Friday, February 8, 2008

Eastern Promises

"He is no driver, He's the Undertaker."

Eastern Promises was one of those films that really had nothing spectacular to it, it is just ordinary people under ordinary circumstances, but that is what gives the film its genuineness. Director David Cronenberg (The Fly, A History of Violence), doesn't take to the hotspots of London like most filmmakers shooting there would, but rather opts for the subtle places, the places where characters can fully develop. The grunge, the damp, the underground world of the Russian mob.

The story follows Anna (played by Naomi Watts), who is a nurse that is greeted one night to pregnant mother dying on the operating table. The child survives and the only information that Anna can go by is a book written in Russian, that Anna needs help translating. On the other side of the law is Nikolai (played by Academy Awards nominee - Viggo Mortenson). Who is trying to climb the ladder of the Russian mob. When Anna asks a man to translate it (Semyon, who is in fact also in the Russian mob), he discovers that the information in the book can be incriminating against him, thus he seeks to destroy the book.

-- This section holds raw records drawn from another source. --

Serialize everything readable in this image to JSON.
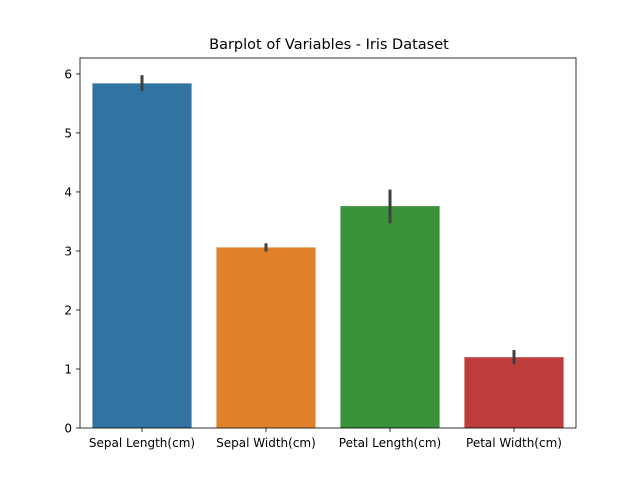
{
  "chart_data": {
    "type": "bar",
    "title": "Barplot of Variables - Iris Dataset",
    "xlabel": "",
    "ylabel": "",
    "categories": [
      "Sepal Length(cm)",
      "Sepal Width(cm)",
      "Petal Length(cm)",
      "Petal Width(cm)"
    ],
    "values": [
      5.84,
      3.06,
      3.76,
      1.2
    ],
    "error_low": [
      5.71,
      2.99,
      3.47,
      1.08
    ],
    "error_high": [
      5.98,
      3.13,
      4.04,
      1.32
    ],
    "colors": [
      "#3274a1",
      "#e1812c",
      "#3a923a",
      "#c03d3e"
    ],
    "error_color": "#3f3f3f",
    "ylim": [
      0,
      6.27
    ],
    "yticks": [
      0,
      1,
      2,
      3,
      4,
      5,
      6
    ],
    "grid": false,
    "legend": "none"
  }
}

Overall the movie doesn't have alot of action in it (okay there is that sauna/bath house fight sequence, and the part where Nikolai goes "Sweeney Todd" on another guy) but mostly the film dwells on the web of back-stabbing between, Nikolai, Semyon, and Semyon's son Kirill. The structure for the story also follows a weird format, there really is no third act. The main character is never faced with a decision, but rather the decision is made for them.

Is this Cronenberg's best film? Most would tell you "no". But in all of his films the viewer is set in a world that has the basis of reality. The way Cronenberg tells his stories is never boring, but in some way you have to ask yourself "What is Cronenberg trying to tells us by this film?"